PERWT should be treated as a probability (a.k.a. sampling) weight since it is the result of random sampling from a population without replacement. Pweights represent the probability that an observation was selected into the sample from the population. Frequency weights on the other hand are used when you have multiple identical rows in the data; they also must be integers. This OARC post is a helpful guide to weights in Stata. Which type of weight you use (pweight, fweight, etc.) in Stata will affect your confidence intervals and standard errors, but will not affect frequencies or point estimates.
I’m not exactly sure what you mean by using PERWT as an indication for employment. EMPSTAT is the variable most commonly used to determine individuals’ employment status. You can run an analysis to see how your independent factor affects EMPSTAT with data weighted using PERWT. Once you weigh estimates of employment correctly, then you will have a nationally representative estimate. If you’re using Stata, you will want to svyset your data and then run your analysis using the svy prefix. You can also set weights in other ways. Try typing “help [command]” into the console and searching the help document for “weight” to see how to incorporate weights into a given command or line of code.
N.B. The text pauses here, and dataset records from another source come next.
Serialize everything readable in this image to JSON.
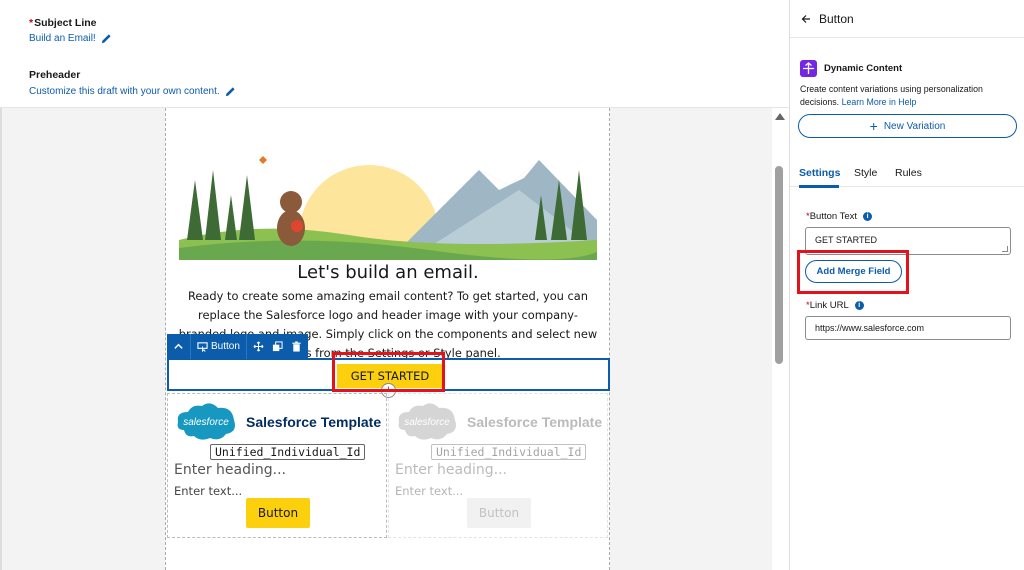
{
  "header": {
    "subject_label": "Subject Line",
    "subject_value": "Build an Email!",
    "preheader_label": "Preheader",
    "preheader_value": "Customize this draft with your own content."
  },
  "email": {
    "headline": "Let's build an email.",
    "body": "Ready to create some amazing email content? To get started, you can replace the Salesforce logo and header image with your company-branded logo and image. Simply click on the components and select new assets from the Settings or Style panel.",
    "cta_label": "GET STARTED",
    "toolbar": {
      "component_label": "Button"
    },
    "template_columns": [
      {
        "logo_text": "salesforce",
        "title": "Salesforce Template",
        "merge": "Unified_Individual_Id",
        "heading_placeholder": "Enter heading...",
        "text_placeholder": "Enter text...",
        "button_label": "Button"
      },
      {
        "logo_text": "salesforce",
        "title": "Salesforce Template",
        "merge": "Unified_Individual_Id",
        "heading_placeholder": "Enter heading...",
        "text_placeholder": "Enter text...",
        "button_label": "Button"
      }
    ]
  },
  "panel": {
    "back_label": "Button",
    "dc_title": "Dynamic Content",
    "dc_desc": "Create content variations using personalization decisions.",
    "dc_link": "Learn More in Help",
    "new_variation": "New Variation",
    "tabs": [
      "Settings",
      "Style",
      "Rules"
    ],
    "button_text_label": "Button Text",
    "button_text_value": "GET STARTED",
    "merge_field_label": "Add Merge Field",
    "link_url_label": "Link URL",
    "link_url_value": "https://www.salesforce.com"
  },
  "colors": {
    "brand": "#0b5cab",
    "cta": "#fcd00d",
    "highlight": "#e3131b",
    "dynamic_content": "#7526e3"
  }
}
Note that when using ACS data, replicate weights are necessary to estimate empirically derived standard errors or confidence intervals. Sample code for Stata, R, and SAS is provided in this IPUMS user guide. In Stata, you might run:
svyset [pweight=perwt], vce(brr) brrweight(repwtp1-repwtp80) fay(.5)mse
svy: reg empstat your_independent_factor
You may also find these IPUMS data training exercises helpful. They provide sample analyses with questions, answers, and code for a number of statistical software packages.
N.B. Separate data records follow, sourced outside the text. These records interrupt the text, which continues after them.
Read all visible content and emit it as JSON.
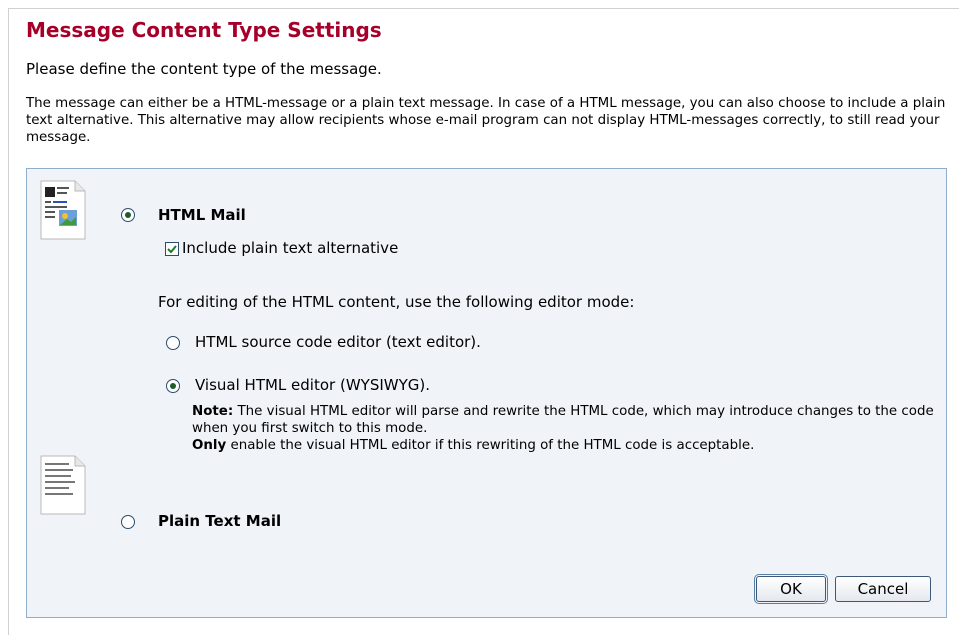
{
  "dialog": {
    "title": "Message Content Type Settings",
    "intro": "Please define the content type of the message.",
    "description": "The message can either be a HTML-message or a plain text message. In case of a HTML message, you can also choose to include a plain text alternative. This alternative may allow recipients whose e-mail program can not display HTML-messages correctly, to still read your message."
  },
  "html_mail": {
    "label": "HTML Mail",
    "selected": true,
    "include_plain_text_alternative": {
      "label": "Include plain text alternative",
      "checked": true
    },
    "editor_mode_prompt": "For editing of the HTML content, use the following editor mode:",
    "editor_modes": [
      {
        "label": "HTML source code editor (text editor).",
        "selected": false
      },
      {
        "label": "Visual HTML editor (WYSIWYG).",
        "selected": true
      }
    ],
    "note": {
      "note_label": "Note:",
      "note_text": " The visual HTML editor will parse and rewrite the HTML code, which may introduce changes to the code when you first switch to this mode.",
      "only_label": "Only",
      "only_text": " enable the visual HTML editor if this rewriting of the HTML code is acceptable."
    },
    "icon": "html-document-icon"
  },
  "plain_text_mail": {
    "label": "Plain Text Mail",
    "selected": false,
    "icon": "plain-text-document-icon"
  },
  "buttons": {
    "ok": "OK",
    "cancel": "Cancel"
  },
  "colors": {
    "title": "#a6002a",
    "panel_background": "#f0f4f9",
    "panel_border": "#8eaecb"
  }
}
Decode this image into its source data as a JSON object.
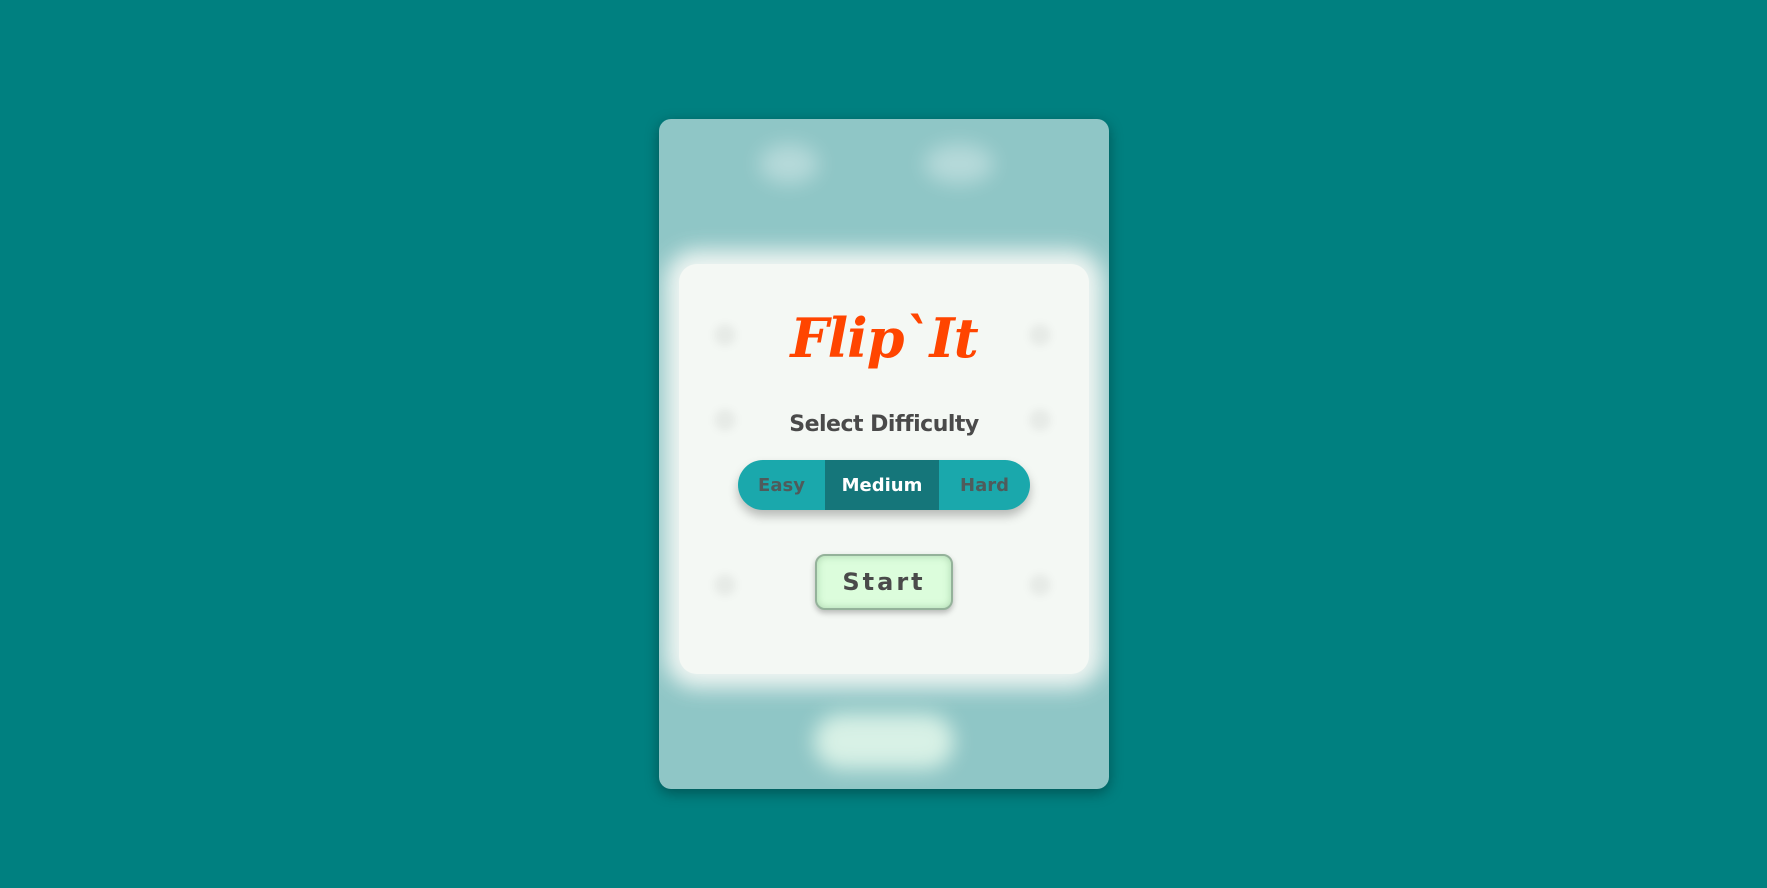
{
  "app": {
    "title": "Flip`It"
  },
  "menu": {
    "subtitle": "Select Difficulty",
    "difficulty_options": [
      "Easy",
      "Medium",
      "Hard"
    ],
    "selected_difficulty": "Medium",
    "start_label": "Start"
  },
  "colors": {
    "background": "#008080",
    "title": "#ff4500",
    "toggle": "#1aa8ac",
    "toggle_selected": "#15767a",
    "start_button": "#dcfddc"
  }
}
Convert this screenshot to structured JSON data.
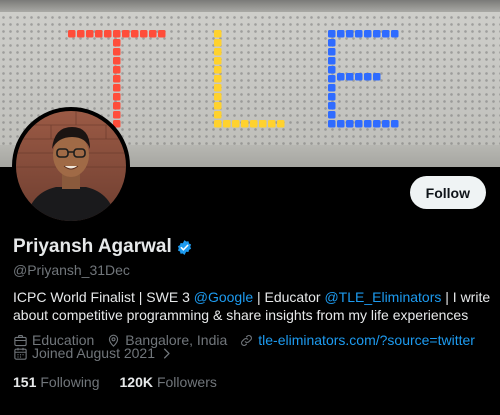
{
  "banner": {
    "letters": [
      "T",
      "L",
      "E"
    ],
    "letter_colors": {
      "t": "#ff4d3a",
      "l": "#ffd22e",
      "e": "#2f6bff"
    }
  },
  "profile": {
    "display_name": "Priyansh Agarwal",
    "handle": "@Priyansh_31Dec",
    "verified": true,
    "bio": {
      "part1": "ICPC World Finalist | SWE 3 ",
      "mention1": "@Google",
      "part2": " | Educator ",
      "mention2": "@TLE_Eliminators",
      "part3": " | I write about competitive programming & share insights from my life experiences"
    },
    "category": "Education",
    "location": "Bangalore, India",
    "website": "tle-eliminators.com/?source=twitter",
    "joined": "Joined August 2021",
    "following_count": "151",
    "following_label": "Following",
    "followers_count": "120K",
    "followers_label": "Followers"
  },
  "actions": {
    "follow_label": "Follow"
  },
  "colors": {
    "accent": "#1d9bf0",
    "secondary_text": "#71767b",
    "background": "#000000"
  },
  "icons": [
    "verified-badge-icon",
    "briefcase-icon",
    "location-pin-icon",
    "link-icon",
    "calendar-icon",
    "chevron-right-icon"
  ]
}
Hi Ivan, thank you so much for your detailed response. Clarification of using PERWT as an indication for employment, I read in a paper that they use the aggregated person weights (such as aggregate at state level: collapse (rawsum) perwt, by(statefip) as the dependent variable for employment count. So my understanding is that using empstat as the dependent variable is examining how would the independent variable affect the probability of one being employed or not; and using the aggregate personal weight as an indication for employment is examining how would the independent variable (at the aggregate state level) affect the employment count among all of the employed workers. I want to know whether using probability weight to achieve this is appropriate. Hope this makes sense:
Yes, you can aggregate PERWT to produce estimates of State-level employment. Which probability weight that you use will affect the standard errors of your estimates, but will not affect the aggregate sum of PERWT by State. While estimates on the State level might include enough observations such that standard errors are very small, I would still recommend using a statistical command (such as svy) to calculate weighted summary measures.
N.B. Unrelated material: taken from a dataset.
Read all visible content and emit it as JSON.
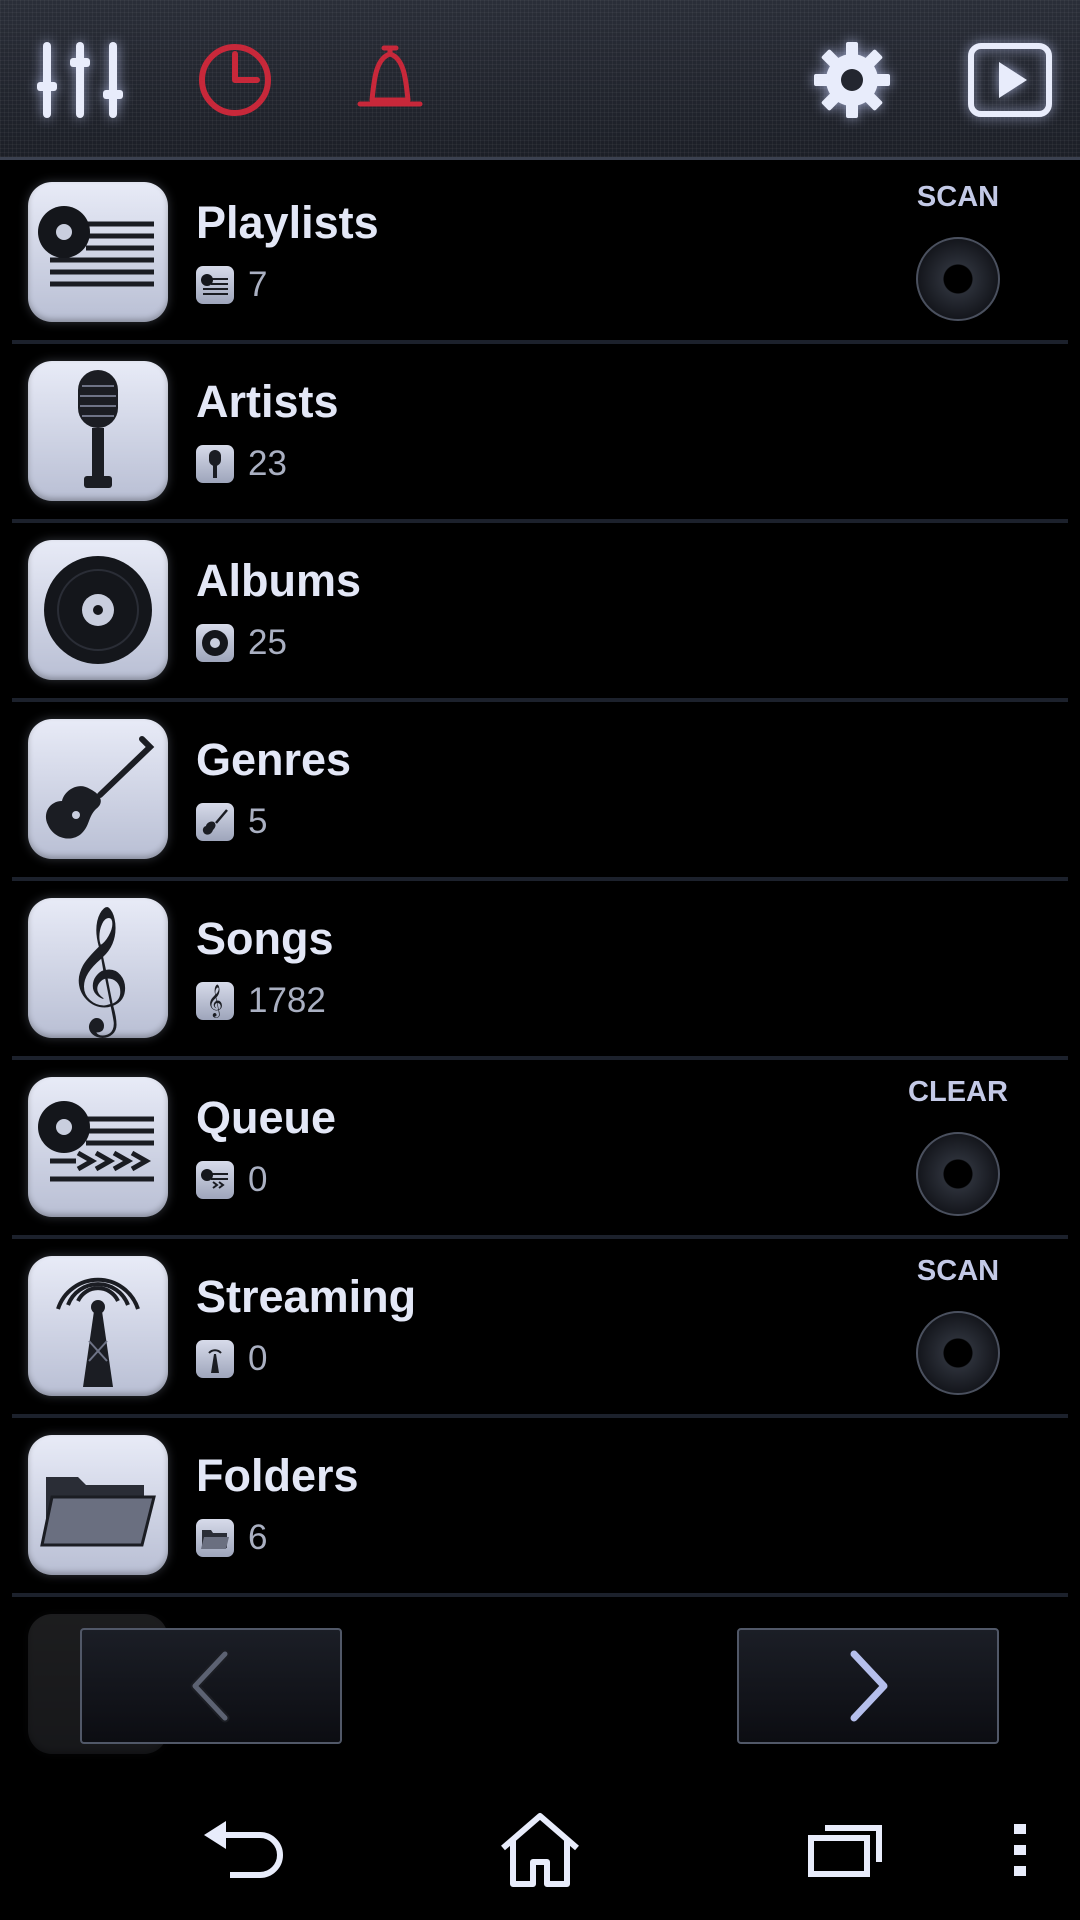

Note that your estimates will differ from official statistics published by the Bureau of Labor Statistics. To replicate published BLS labor force estimates, you will need to download data from the Current Population Survey (IPUMS CPS) and use COMPWT to increase reliability of estimates of month-to-month changes. Finally, you may also be interested in looking at IPUMS NHGIS, which provides access to geographically aggregated ACS summary tables produced by Census Bureau on a wide range of topics (including employment).